Heredity can be a boon when you get your mom's long eyelashes or your dad's blue eyes, but it can be a pain when you inherit dark circles. Genes are the most common cause of dark circles, says New York City-based dermatologist Charlotte Clark in "Real Simple" magazine.
Hereditary dark circles under your eyes look just like other dark circles -- they show up as round, uniform areas of darker skin underneath your eyes. The difference is that hereditary dark circles are determined by genetics, so while you can do things to make them look worse or better, you can't control whether or not you have them in the first place.
A few different types of dark circles may be hereditary. Most dark circles are caused by allergies, which can be hereditary, says Cheryl M. Burgess, medical director at the Center for Dermatology and Dermatologic Surgery in Washington, D.C., in "O, The Oprah Magazine." When you rub your eyes to soothe irritation, you may be causing dark circles.

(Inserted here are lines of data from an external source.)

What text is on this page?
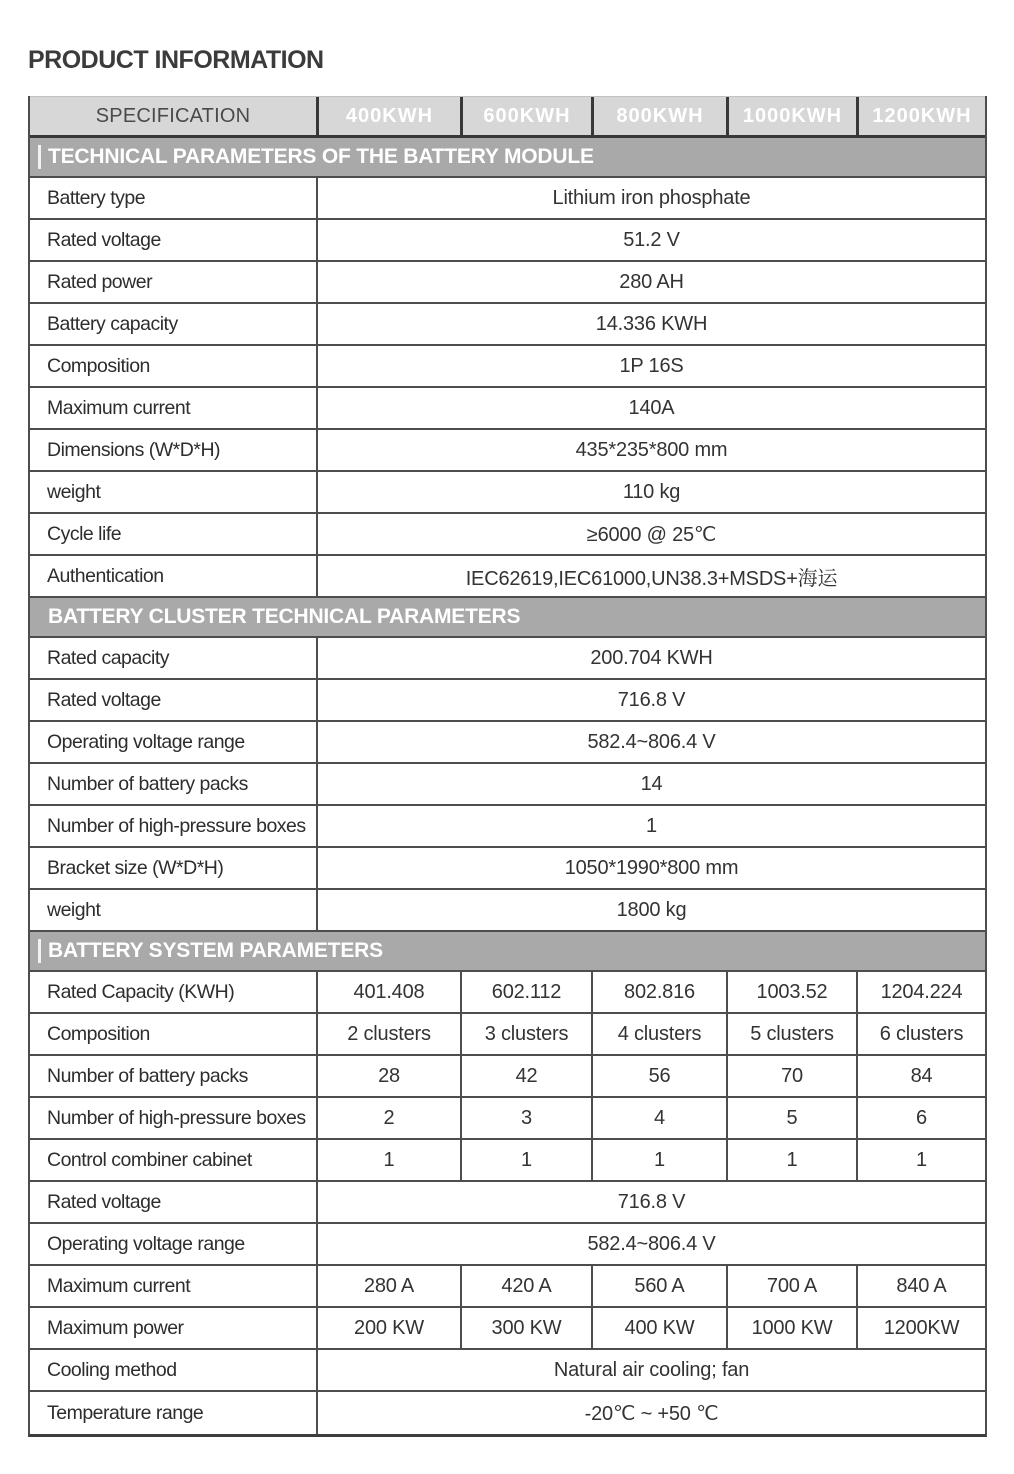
PRODUCT INFORMATION
SPECIFICATION	400KWH	600KWH	800KWH	1000KWH	1200KWH
TECHNICAL PARAMETERS OF THE BATTERY MODULE
Battery type	Lithium iron phosphate
Rated voltage	51.2 V
Rated power	280 AH
Battery capacity	14.336 KWH
Composition	1P 16S
Maximum current	140A
Dimensions (W*D*H)	435*235*800 mm
weight	110 kg
Cycle life	≥6000 @ 25℃
Authentication	IEC62619,IEC61000,UN38.3+MSDS+海运
BATTERY CLUSTER TECHNICAL PARAMETERS
Rated capacity	200.704 KWH
Rated voltage	716.8 V
Operating voltage range	582.4~806.4 V
Number of battery packs	14
Number of high-pressure boxes	1
Bracket size (W*D*H)	1050*1990*800 mm
weight	1800 kg
BATTERY SYSTEM PARAMETERS
Rated Capacity (KWH)	401.408	602.112	802.816	1003.52	1204.224
Composition	2 clusters	3 clusters	4 clusters	5 clusters	6 clusters
Number of battery packs	28	42	56	70	84
Number of high-pressure boxes	2	3	4	5	6
Control combiner cabinet	1	1	1	1	1
Rated voltage	716.8 V
Operating voltage range	582.4~806.4 V
Maximum current	280 A	420 A	560 A	700 A	840 A
Maximum power	200 KW	300 KW	400 KW	1000 KW	1200KW
Cooling method	Natural air cooling; fan
Temperature range	-20℃ ~ +50 ℃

Some people may also have more pigment beneath the eyes or slower vascular movement, also hereditary traits, says Burgess. Thin skin and pale skin, both hereditary traits, can also cause dark circles.
If you're prone to dark circles because of your genes, certain behaviors can exacerbate the problem and make your dark circles more noticeable. Sun damage can cause your skin to step up melanin production, increasing under-eye darkness. Drinking too much alcohol or consuming lots of caffeinated beverages can also make dark circles more noticeable. Smoking can significantly increase the appearance of dark circles. If you are genetically prone to dark circles, you may want to limit or avoid these behaviors.
An over-the-counter or prescription antihistamine can help prevent dark circles caused by allergies. If you know your hereditary dark circles are caused in whole or in part by vascular issues, sleeping propped up on pillows and applying a cool compress in the morning may be all you need to reduce their appearance, says Jeannette Graf, associate clinical professor of dermatology at the Mount Sinai School of Medicine, in New York City, in "Real Simple" magazine. If thin skin runs in your family, a retinol or vitamin C cream helps stimulate collagen production to make skin thicker and the veins beneath less noticeable.
If you can't fight your genes, you can hide the dark circles they cause with a little concealer. Choose a creamy concealer that matches your skin tone, and tap it onto your under-eye area with your fingertip, recommends beauty editor Valerie Monroe in "O, The Oprah Magazine." Then blend it in with your fingers until your dark circles fade away.